Getting Diagnosed with Myasthenia Gravis

Because MG causes vague, variable muscle weakness, it can be tricky to diagnose. Your doctor will start by taking a complete medical history and performing a physical and neurological exam.

They will look for fatigable weakness that worsens with repetitive movement. Diagnostic tests that can help confirm MG include:

Blood Tests

About 85% of people with generalized MG will have elevated levels of acetylcholine receptor antibodies in their blood. This helps confirm impaired communication between nerves and muscle.

Nerve Conduction Studies

Electrodes measure muscle response when a nerve is stimulated. With MG, conduction declines after rapid stimulation.

Edrophonium Test

This medication temporarily increases acetylcholine availability. A positive response - brief improvement in muscle strength - helps confirm impaired neuromuscular transmission.

Pulmonary Function Tests

Since MG can affect breathing muscles, your doctor may order pulmonary function tests to check for shortness of breath or weakened respiration. Reduced vital capacity often indicates respiratory involvement.

Treatment Options for Myasthenia Gravis

While there is no cure for MG, various treatments can control symptoms long-term and bring significant improvement. The main treatment approaches include:

Medications

Drug options aim to improve communication at the neuromuscular junction. These include:

• Acetylcholinesterase inhibitors: These slow the breakdown of acetylcholine
• Immunosuppressants: Help modify abnormal immune system activity
• Corticosteroids: Powerful anti-inflammatories that suppress immune overactivity

Plasmapheresis

This procedure filters the blood to remove harmful antibodies. It brings rapid but temporary improvement when approaching myasthenic crisis.

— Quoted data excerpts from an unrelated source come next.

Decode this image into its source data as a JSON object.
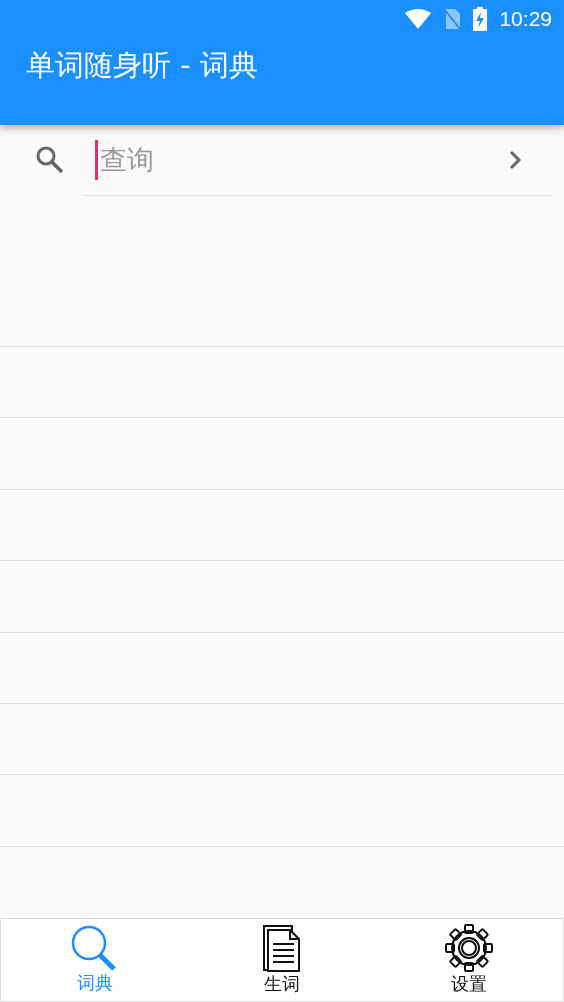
{
  "status_bar": {
    "time": "10:29"
  },
  "app_bar": {
    "title": "单词随身听 - 词典"
  },
  "search": {
    "placeholder": "查询"
  },
  "tabs": [
    {
      "label": "词典",
      "kind": "search",
      "selected": true
    },
    {
      "label": "生词",
      "kind": "document",
      "selected": false
    },
    {
      "label": "设置",
      "kind": "gear",
      "selected": false
    }
  ]
}
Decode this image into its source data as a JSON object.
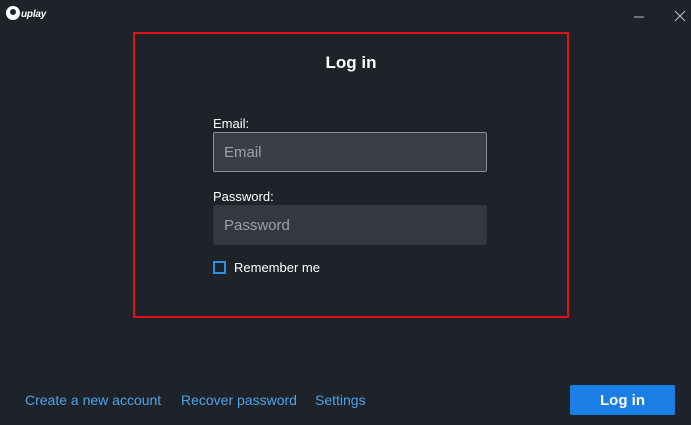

Intravenous Immunoglobulin (IVIg)

IVIg delivers healthy antibodies to help regulate the immune system. Like plasmapheresis, benefits only last several weeks.

Surgery

Many patients have their thymus gland removed to eliminate abnormalities. Surgery can lead to medication reduction or even remission in some cases.

Physical Therapy

Specialized exercise programs help MG patients build strength and prevent complications from inactivity like contractures or pneumonia.

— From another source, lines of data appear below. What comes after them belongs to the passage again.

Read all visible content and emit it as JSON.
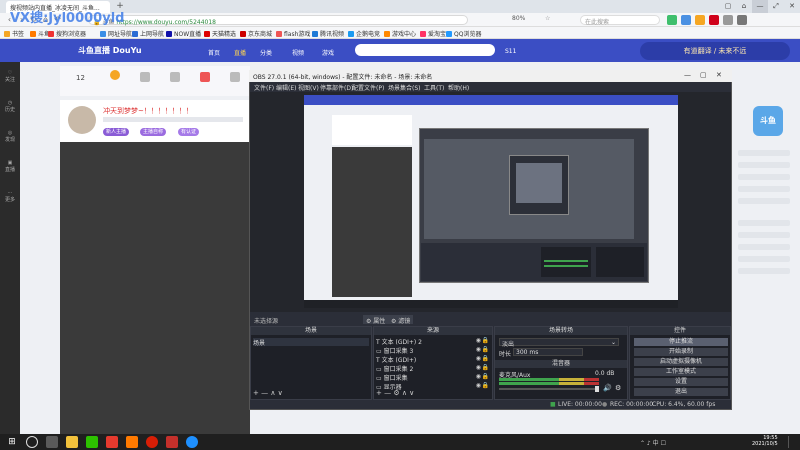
{
  "watermark": "VX搜:Jyl0000yld",
  "browser": {
    "tab_title": "搜视频站内直播_冰凌无间_斗鱼...",
    "new_tab": "+",
    "window_controls": [
      "▢",
      "⌂",
      "—",
      "⤢",
      "✕"
    ],
    "url": "https://www.douyu.com/5244018",
    "url_prefix": "🔒 斗鱼",
    "zoom": "80%",
    "search_placeholder": "在此搜索",
    "bookmarks": [
      "书签",
      "斗鱼",
      "搜狗浏览器",
      "网址导航",
      "上网导航",
      "NOW直播",
      "天猫精选",
      "京东商城",
      "flash游戏",
      "腾讯视频",
      "企鹅电竞",
      "游戏中心",
      "爱淘宝",
      "QQ浏览器"
    ]
  },
  "site": {
    "logo": "斗鱼直播 DouYu",
    "nav": [
      "首页",
      "直播",
      "分类",
      "视频",
      "游戏",
      "S11"
    ],
    "banner": "有道翻译 / 未来不远",
    "strip_count": "12",
    "anchor_title": "冲天到梦梦~！！！！！！！",
    "tags": [
      "新人主播",
      "主播自称",
      "有认证"
    ],
    "rail_items": [
      "关注",
      "历史",
      "发现",
      "直播",
      "更多"
    ],
    "mascot": "斗鱼"
  },
  "obs": {
    "title": "OBS 27.0.1 (64-bit, windows) - 配置文件: 未命名 - 场景: 未命名",
    "menu": [
      "文件(F)",
      "编辑(E)",
      "视图(V)",
      "停靠部件(D)",
      "配置文件(P)",
      "场景集合(S)",
      "工具(T)",
      "帮助(H)"
    ],
    "source_bar_label": "未选择源",
    "source_bar_buttons": [
      "⚙ 属性",
      "⚙ 滤镜"
    ],
    "docks": {
      "scenes": "场景",
      "sources": "来源",
      "mixer": "混音器",
      "transitions": "场景转场",
      "controls": "控件"
    },
    "scene_items": [
      "场景"
    ],
    "source_items": [
      {
        "icon": "T",
        "name": "文本 (GDI+) 2"
      },
      {
        "icon": "▭",
        "name": "窗口采集 3"
      },
      {
        "icon": "T",
        "name": "文本 (GDI+)"
      },
      {
        "icon": "▭",
        "name": "窗口采集 2"
      },
      {
        "icon": "▭",
        "name": "窗口采集"
      },
      {
        "icon": "▭",
        "name": "显示器"
      }
    ],
    "dock_footer": "+  —  ∧  ∨",
    "sources_footer": "+  —  ⚙  ∧  ∨",
    "transition": {
      "type": "淡出",
      "duration_label": "时长",
      "duration": "300 ms"
    },
    "mixer": {
      "track": "麦克风/Aux",
      "db": "0.0 dB"
    },
    "controls": [
      "停止推流",
      "开始录制",
      "启动虚拟摄像机",
      "工作室模式",
      "设置",
      "退出"
    ],
    "status": {
      "live": "LIVE: 00:00:00",
      "rec": "REC: 00:00:00",
      "cpu": "CPU: 6.4%, 60.00 fps"
    }
  },
  "taskbar": {
    "tray": "⌃  ♪  中  ☐",
    "time": "19:55",
    "date": "2021/10/5"
  },
  "colors": {
    "douyu_blue": "#3b4ec4",
    "obs_dark": "#2b2e38",
    "anchor_red": "#dd3333"
  }
}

Living with Myasthenia Gravis

MG is a lifelong condition, but patients can enjoy long periods of remission. Ongoing care aims to manage fluctuations and prevent crises. Tips for living with MG include:

• Get plenty of rest between activities
• Pace daily tasks with scheduled rest breaks
• Build energy conservation into your lifestyle
• Learn to recognize personal warning signs of impending flare-ups
• Carry prednisone or emergency meds in case of sudden weakness
• Use eye patches for drooping lids; eat soft foods when chewing fatigues
• Join a support group to connect with other MG patients

Staying ahead of this relapsing-remitting disease requires diligent self-care and help from loved ones. But patients who understand warning signs and stick to tailored treatment plans can manage symptoms successfully.

Disclaimer: This article is for informational purposes only and does not constitute medical advice. Always consult with a healthcare professional before starting any new treatment regimen.